Search code examples
pythonsplitnlpchat

How to split a conversation on WhatsApp in multiple blocks based on the context?


Let's imagine I download a csv file that includes all the conversations I had with a friend for the past 6 months (WhatsApp chat). I would like to divide that csv file in multiple "blocks" (each block defines a different conversation). Eg:

Day 1:

  • U1: Hey, how's going?
  • U2: Fine! Any plan for tomorrow?
  • U1: Nope

Day 2:

  • U2: Hello!

Day 3:

  • U1: Morning!
  • U2: ....

So the idea is to identify that in my WhatsApp Chat, if we follow the example I have provided, there should be 3 blocks of different conversations, two initiated by U1, and one initiated by U2.

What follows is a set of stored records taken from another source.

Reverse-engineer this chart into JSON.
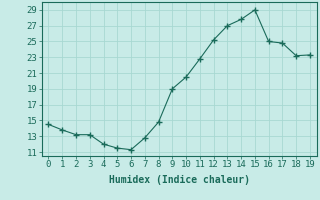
{
  "x": [
    0,
    1,
    2,
    3,
    4,
    5,
    6,
    7,
    8,
    9,
    10,
    11,
    12,
    13,
    14,
    15,
    16,
    17,
    18,
    19
  ],
  "y": [
    14.5,
    13.8,
    13.2,
    13.2,
    12.0,
    11.5,
    11.3,
    12.8,
    14.8,
    19.0,
    20.5,
    22.8,
    25.2,
    27.0,
    27.8,
    29.0,
    25.0,
    24.8,
    23.2,
    23.3
  ],
  "line_color": "#1a6b5a",
  "marker": "+",
  "marker_size": 4,
  "bg_color": "#c8ebe7",
  "grid_color": "#a8d8d2",
  "xlabel": "Humidex (Indice chaleur)",
  "ylim": [
    10.5,
    30
  ],
  "xlim": [
    -0.5,
    19.5
  ],
  "yticks": [
    11,
    13,
    15,
    17,
    19,
    21,
    23,
    25,
    27,
    29
  ],
  "xticks": [
    0,
    1,
    2,
    3,
    4,
    5,
    6,
    7,
    8,
    9,
    10,
    11,
    12,
    13,
    14,
    15,
    16,
    17,
    18,
    19
  ],
  "xlabel_fontsize": 7,
  "tick_fontsize": 6.5,
  "tick_color": "#1a6b5a",
  "xlabel_color": "#1a6b5a"
}
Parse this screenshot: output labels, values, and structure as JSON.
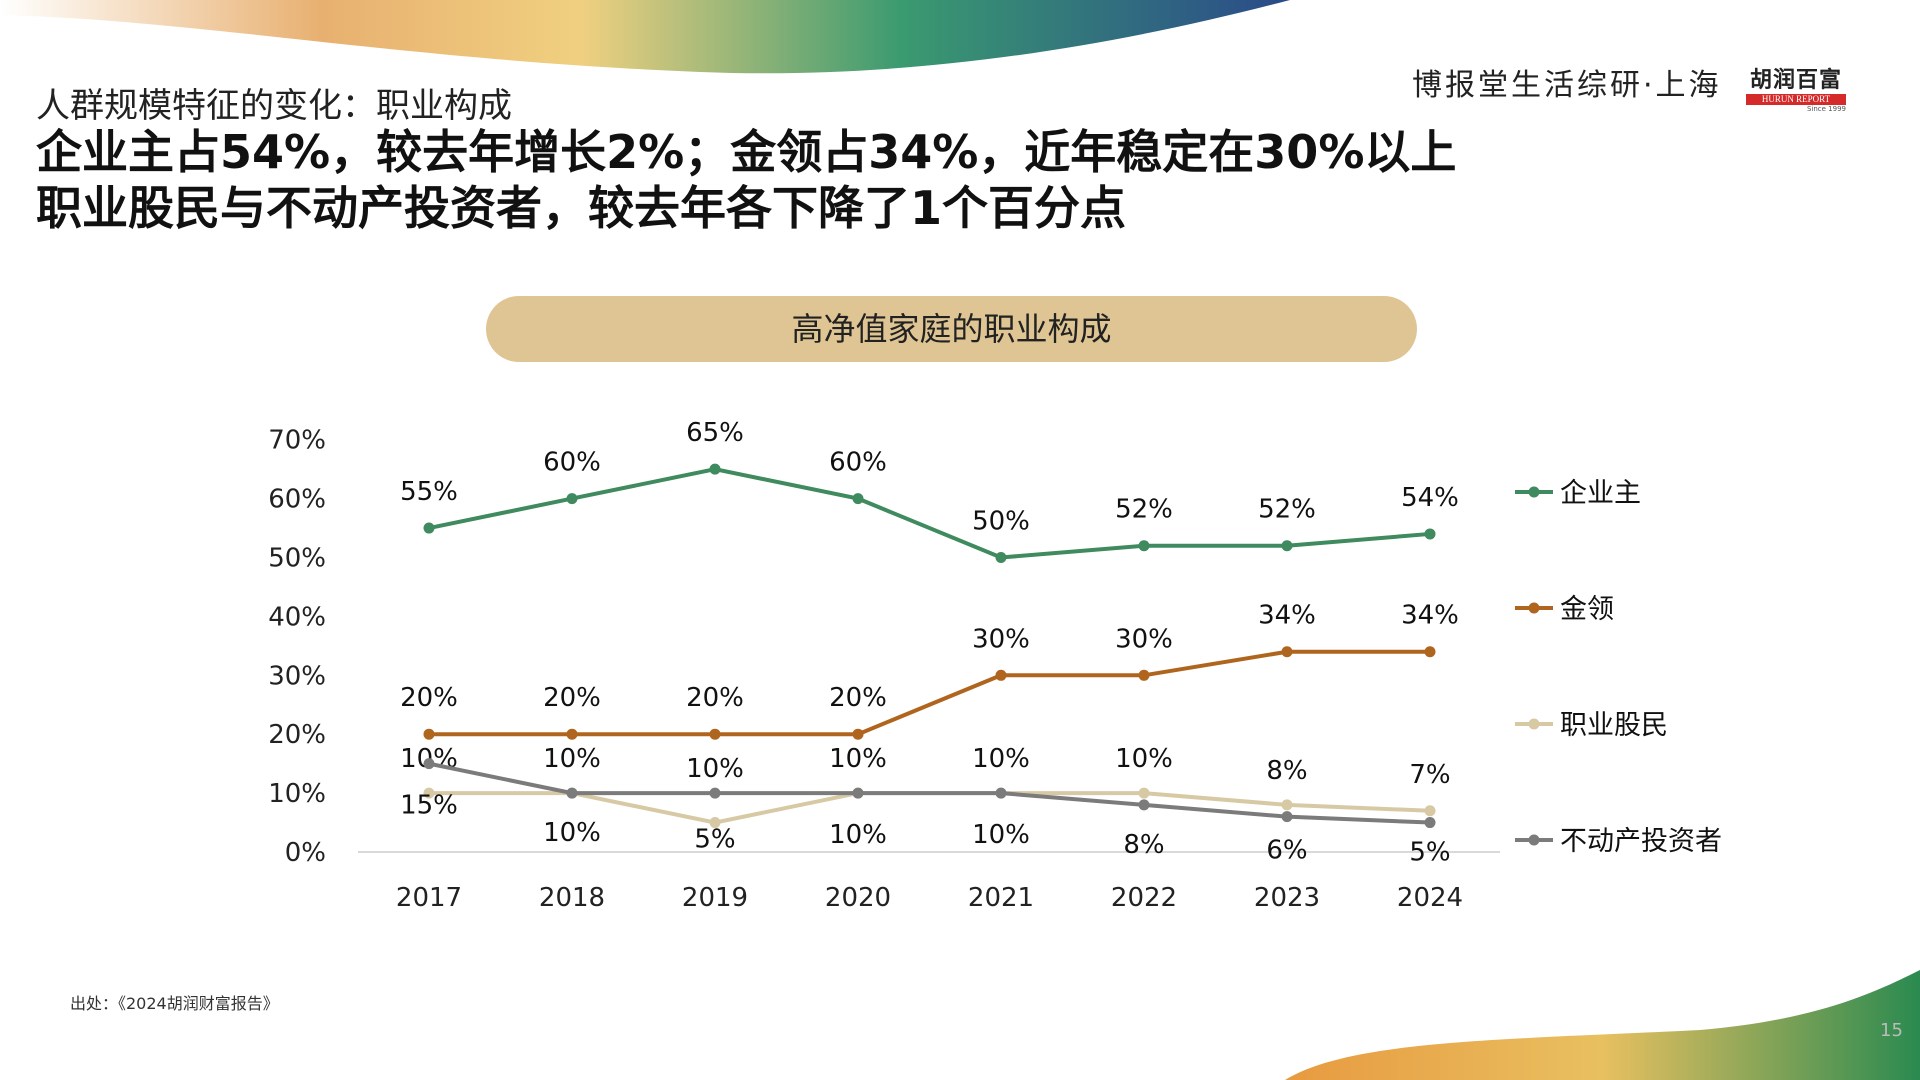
{
  "header": {
    "subtitle": "人群规模特征的变化：职业构成",
    "headline_1": "企业主占54%，较去年增长2%；金领占34%，近年稳定在30%以上",
    "headline_2": "职业股民与不动产投资者，较去年各下降了1个百分点",
    "brand": "博报堂生活综研·上海",
    "logo_text": "胡润百富",
    "logo_sub": "HURUN REPORT",
    "logo_since": "Since 1999"
  },
  "footer": {
    "source": "出处：《2024胡润财富报告》",
    "page": "15"
  },
  "chart_data": {
    "type": "line",
    "title": "高净值家庭的职业构成",
    "categories": [
      "2017",
      "2018",
      "2019",
      "2020",
      "2021",
      "2022",
      "2023",
      "2024"
    ],
    "y_ticks": [
      "0%",
      "10%",
      "20%",
      "30%",
      "40%",
      "50%",
      "60%",
      "70%"
    ],
    "ylim": [
      0,
      70
    ],
    "grid": false,
    "legend": "right",
    "series": [
      {
        "name": "企业主",
        "color": "#3f8a5e",
        "values": [
          55,
          60,
          65,
          60,
          50,
          52,
          52,
          54
        ],
        "labels": [
          "55%",
          "60%",
          "65%",
          "60%",
          "50%",
          "52%",
          "52%",
          "54%"
        ]
      },
      {
        "name": "金领",
        "color": "#b0651e",
        "values": [
          20,
          20,
          20,
          20,
          30,
          30,
          34,
          34
        ],
        "labels": [
          "20%",
          "20%",
          "20%",
          "20%",
          "30%",
          "30%",
          "34%",
          "34%"
        ]
      },
      {
        "name": "职业股民",
        "color": "#d8c9a5",
        "values": [
          10,
          10,
          5,
          10,
          10,
          10,
          8,
          7
        ],
        "labels": [
          "10%",
          "10%",
          "5%",
          "10%",
          "10%",
          "10%",
          "8%",
          "7%"
        ]
      },
      {
        "name": "不动产投资者",
        "color": "#7b7b7b",
        "values": [
          15,
          10,
          10,
          10,
          10,
          8,
          6,
          5
        ],
        "labels": [
          "15%",
          "10%",
          "10%",
          "10%",
          "10%",
          "8%",
          "6%",
          "5%"
        ]
      }
    ]
  }
}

I cannot split it by time because some of the users could take long enough to reply the previous message. So it seems I should be able to identify if the new sentence that appears in the chat is related to the previous "block" of conversation or if it is actually starting a new block.

Any ideas of what steps I need to follow if I want to identify different conversations in one chat, or if a sentence is continuing the previous conversation/starting a new one?

Thanks!!


Solution

  • I think even though you dont like time as the proxy for one conversation bloc, it might perform just as well as more complicated NLP.

    If you want to try sth more complicated, you would need some measure of semantic relatedness between texts. A classical method is to embedd your sentences/messages e.g. with sentence-BERT (see sbert.net) and use cosine similarity between sentences. you could say that a bloc ends once the embedding of the last sentence is too dissimilar from the preceeding sentence. Or you could even use BERT for next-sentence-prediction to test which sentences are plausible to follow others. But its unclear if this performs better than a simple time proxy. Sometimes simpler is better :)